« Le jardin partagé est la forme archétypale de la société démocratique et écologique »

La philosophe Joëlle Zask rappelle, dans une tribune au « Monde », qu’agriculture et démocratie ont des racines communes. 

A l’opposé du « régime plantationnaire » de l’agriculture industrielle, dont les effets écocidaires et ethnocidaires sont connus, il y a le jardin partagé. Ce dernier est universel. Jardin familial, communautaire, ouvrier, de subsistance, mir russe, plantage suisse, allotment garden anglais, jardin pédagogique, thérapeutique, urbain ou rural, il en existe à toute échelle. Ces jardins ne sont ni individuels ni collectifs, ni privés, ni publics. Nos distinctions habituelles ne s’y appliquent guère. Pourtant, comme en témoignent, par exemple, l’activisme jardinier à Sao Paulo (Brésil) ou, plus anciennement, les « jardins nègres » antillais, dont la fonction émancipatrice fut importante, ils sont pourtant une image vivifiante de la démocratie bien comprise.

De quoi s’agit-il ? En deux mots, un terrain cultivable qui n’appartient à personne en particulier mais qui dépend, selon les cas, de la commune, de l’Etat, plus anciennement du royaume ou de Dieu, est subdivisé en lopins égaux dont chacun est concédé, loué, cédé, à un individu, parfois à une famille, qu’elle ne peut ni vendre ni diviser. Contrairement à un jardin collectif (par exemple, la ferme collective dont rêvait Charles Fourrier avec ses « radistes », ses « choutistes » ou ses « carottistes », que la Chine populaire a réalisée, provoquant la mort de dizaines de millions de gens, et que les Soviétiques ont appelés « kolkhozes »), chacun s’organise selon ses traditions, ses besoins, sa sensibilité esthétique. Son obligation est celle de cultiver correctement son lopin. Il ne peut l’occuper que s’il s’en occupe. Mais contrairement au potager privé, il y a beaucoup de choses communes dans les jardins partagés : on y trouve une charte ou une convention, des terres mises en réserve, un compost, une pépinière, une collection de semences, des lieux de formation et d’accueil, des espaces de sociabilité, etc.
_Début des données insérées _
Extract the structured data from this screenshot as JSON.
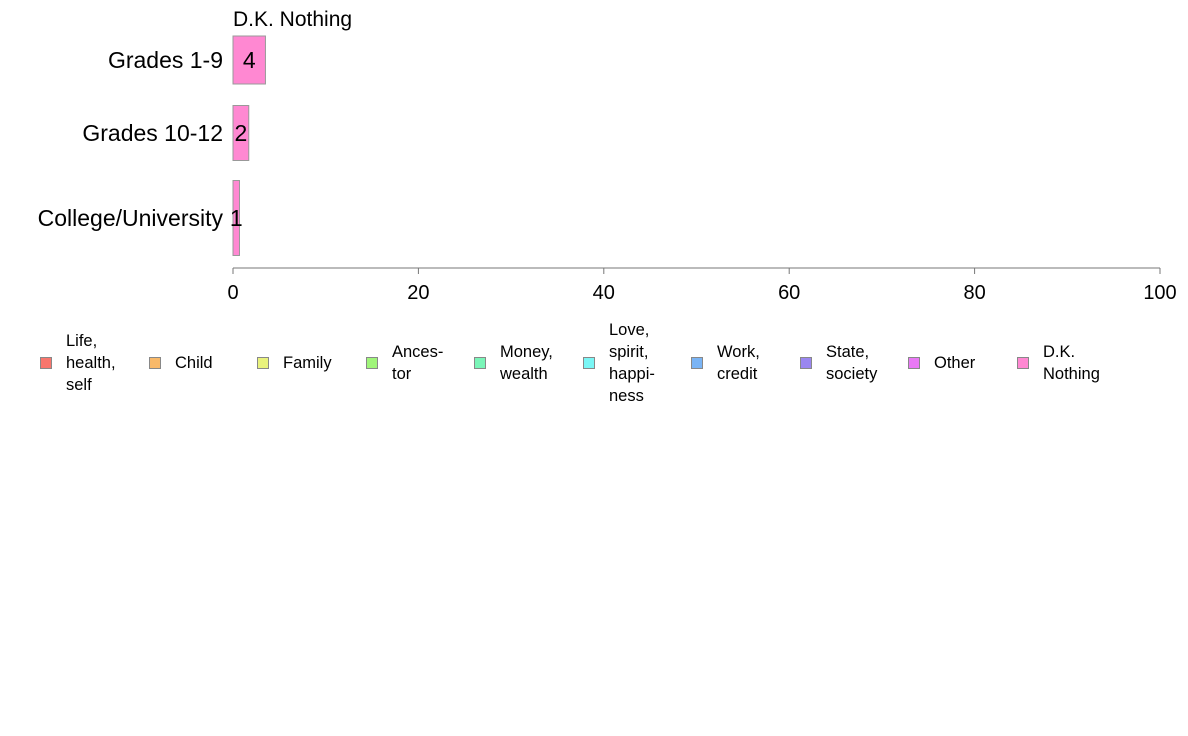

Le citoyen le plus « valable »

Avec le jardin partagé sont nées les formes les plus anciennes de la démocratie, celles qui tiennent de l’autogouvernement, et dont la petite localité communale indépendante fut le site privilégié. Commun ou individuel, l’autogouvernement consiste à « se gouverner sans un maître », selon la formule de Jefferson ; à agir indépendamment de toute autorité extérieure, à prendre une initiative et endosser la responsabilité de ses conséquences, à apprendre de son expérience et la transmettre. Les relations de domination, d’obéissance ou de sujétion sont ici hors sujet. Le paysan, en qui voisinent le cultivateur, qui produit la nourriture, et le jardinier, qui prend soin du terrain, ne cherche pas à arracher ceci ou cela à la nature, à forcer la terre et les semences, à supprimer la diversité, à calibrer et uniformiser. Au contraire, il sème la biodiversité, il harmonise les plantes en considérant leurs complémentarités et leurs bienfaits respectifs, il ajuste ses activités au climat, au sol, à la géographie, tout comme à la culture dont il a hérité. Comme le résume le philosophe américain Ralph Waldo Emerson [1803-1882], il transforme le paysage tout en étant l’élève de la nature, à laquelle il sait qu’il ne peut commander, qu’il écoute et respecte.

Avec la plantation s’effondre la liberté de s’autogouverner. Vers 1780, Jefferson, « le plus grand apôtre de la démocratie », selon Tocqueville [1805-1859], le savait déjà : lui qui s’était opposé aux physiocrates français, à l’agriculture-richesse, à la culture du tabac et du coton, à l’esclavage que nécessitaient ces cultures, et qui avait fait du paysan indépendant le citoyen le plus « valable », avait vu dans l’immense jardin partagé qu’auraient dû devenir les Etats-Unis d’Amérique le meilleur remède contre la précarité et l’injustice, et le meilleur soutien des mœurs démocratiques.

Le système latifundiste, extractiviste, rentier, colonisateur et accaparateur qui est celui de l’agriculture industrielle ruine les chances de la démocratie, entendue comme l’instauration par l’expérience personnelle d’une relation de dialogue avec l’environnement, lequel est constitué de gens, de plantes et d’animaux, de nature et de culture, de souvenirs et de projets, d’histoires et d’opportunités d’action. Faute de ce type de relation, le laboratoire où fermentent les valeurs de pluralité, de liberté, de participation égale, que nous associons aux démocraties, ferme ses portes. Le jardin partagé, loin d’être réductible aux caprices d’une mode fugitive ou à une expérience locale sans incidence, est la forme archétypale de la société démocratique et écologique que nous sommes de plus en plus nombreux à nous efforcer de reconstruire.

Joëlle Zask est philosophe, maîtresse de conférences à l’université d’Aix-Marseille. Elle a notamment écrit La Démocratie aux champs (La Découverte, 2016).